Jesienny:
Zaloguj się lub Zarejestruj by otrzymać pełen dostęp do naszego forum.
Posted 22 October 2017 - 09:32
Kolejny nocny. Ilościowo dobrze ale rozmiarowo nie bardzo. Czekam na te większe. Są tam!
20171021_214302.jpg 29.86KB 41 downloads
Edited by marienty, 22 October 2017 - 09:33.
Posted 22 October 2017 - 13:51
Kolego Marienty, gratulacje. Z ciekawości: gdzie go znalazłeś ( w sensie - w jakiego typu miejscówce)?

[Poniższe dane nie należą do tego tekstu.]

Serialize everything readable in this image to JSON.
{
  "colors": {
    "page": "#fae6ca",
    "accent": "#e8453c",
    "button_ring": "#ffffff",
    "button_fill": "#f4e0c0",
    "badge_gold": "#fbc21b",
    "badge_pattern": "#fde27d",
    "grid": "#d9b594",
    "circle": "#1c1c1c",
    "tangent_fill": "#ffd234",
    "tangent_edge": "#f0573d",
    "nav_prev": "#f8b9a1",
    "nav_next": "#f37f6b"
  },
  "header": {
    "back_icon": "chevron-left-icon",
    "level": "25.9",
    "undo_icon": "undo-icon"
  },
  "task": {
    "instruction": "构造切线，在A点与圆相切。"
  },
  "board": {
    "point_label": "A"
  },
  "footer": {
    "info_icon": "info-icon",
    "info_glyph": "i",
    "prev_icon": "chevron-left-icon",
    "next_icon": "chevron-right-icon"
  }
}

Posted 22 October 2017 - 18:59
Kolego Marienty, gratulacje. Z ciekawości: gdzie go znalazłeś ( w sensie - w jakiego typu miejscówce)?
Dzięki!
Wg moich obserwacji klenie zajmują cały czas miejsca typowo letnie. Nie ma się co dziwić bo woda ma cały czas koło 13 st.C. Kleń w nocy zajmuje te same rewiry co w dzień tyle, że wtedy łatwiej go podejść (nie trzeba skradać się jak kot). Podchodzi też bliżej brzegu. Jeśli za dnia widzisz klenie ale nie możesz skusić ich żadnymi przynętami to przyjdź po nie w nocy. Pamiętaj tylko, by nie tupać.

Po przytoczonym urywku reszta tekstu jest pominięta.